Mumbai, Terming the house-crash in Mumbai's Malad late on Wednesday - which claimed 12 lives - a "man-made disaster" and that "citizens lives are not cheap", the Bombay High Court on Friday ordered a judicial probe into the tragedy to be completed within a fortnight.
Taking suo moto cognizance of the incident, a division bench of Chief Justice Dipankar Datta and Justice Girish Kulkarni admonished the BrihanMumbai Municipal Corporation (BMC), observing that lives of citizens are not "so cheap that they can be left to die in such incidents".
Soon after the house crashed around 11.30 pm on Wednesday, the Mumbai Police booked the tenement owner Rafique Siddiqui on charges of culpable homicide not amounting to murder, while building contractor Ramzan Shaikh has been nabbed in connection with the incident that claimed 12 persons, comprising 9 members of a single family, and including eight minors, including a toddler.
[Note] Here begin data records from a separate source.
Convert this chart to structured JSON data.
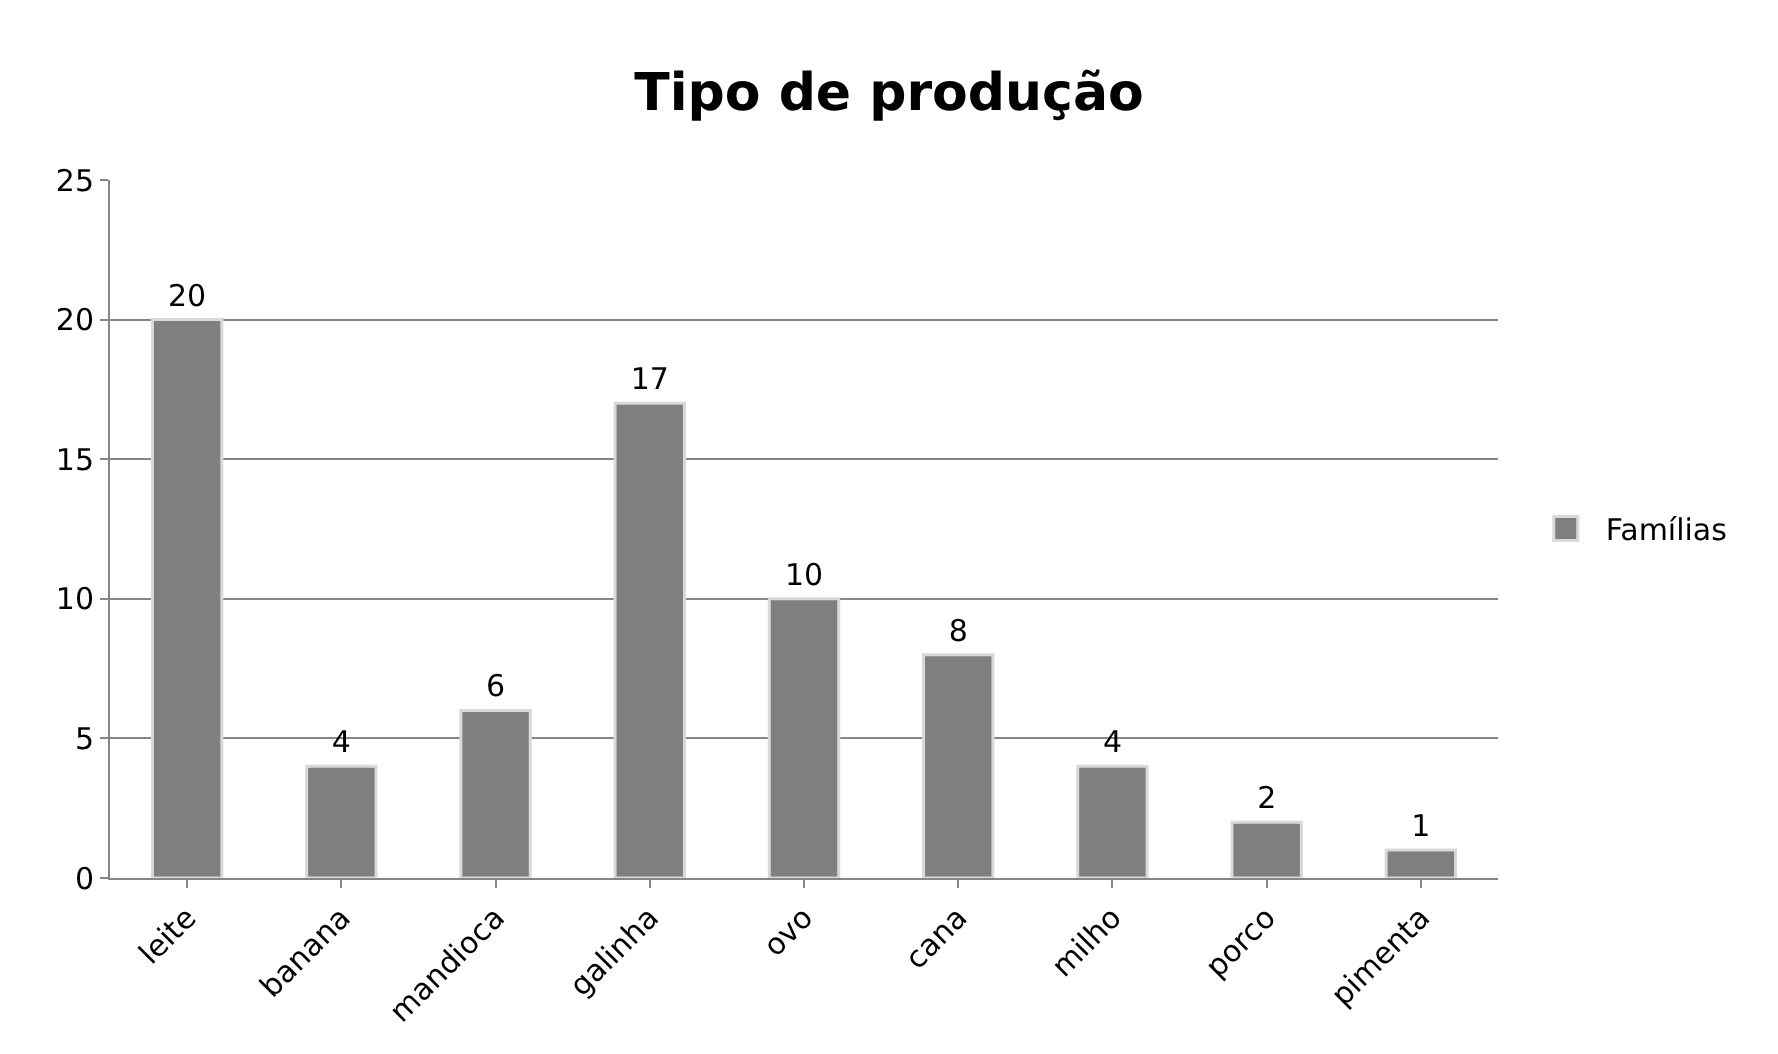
{
  "chart_data": {
    "type": "bar",
    "title": "Tipo de produção",
    "categories": [
      "leite",
      "banana",
      "mandioca",
      "galinha",
      "ovo",
      "cana",
      "milho",
      "porco",
      "pimenta"
    ],
    "series": [
      {
        "name": "Famílias",
        "color": "#7f7f7f",
        "values": [
          20,
          4,
          6,
          17,
          10,
          8,
          4,
          2,
          1
        ]
      }
    ],
    "ylim": [
      0,
      25
    ],
    "yticks": [
      0,
      5,
      10,
      15,
      20,
      25
    ],
    "grid": "y",
    "legend": "right",
    "data_labels": true
  }
}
When BMC counsel Anil Sakhare argued that the land in Malvani, Malad west where the tragedy occurred, belongs to the Collector, the Chief Justice asked if a government directive can over-ride a constitutional mandate since it obliges the BMC to work against illegal constructions.
Noting that in the past 25 days alone, there have been four building crashes - two each in Mumbai and Thane, killing a total of 24 and injuring 23 more, the bench asked: "How many more lives will be lost?"
Ordering the Commission of Enquiry to probe the tragedy and submit its report by June 23, the court warned all corporations that it would come down heavily on them if any more lives are lost in future.
Adjourning the matter, the judges made it clear they would not hesitate to order a special enquiry into the "mechanism" whereby unauthorised constructions crop up with the corporators and civic officials failing to take any action, even as Additional Solicitor General Anil Singh pointed out that 75 per cent of the constructions in Malvani are illegal.
The court asked Sakhare why the civic officers failed to take action or "were they waiting for deaths", warning that they (the officers) would be held responsible for deaths.
It pointed out that while the BMC has performed against the Covid-19 pandemic, why are such effective steps not being taken against illegal constructions and why the elected corporators don't point out such activities.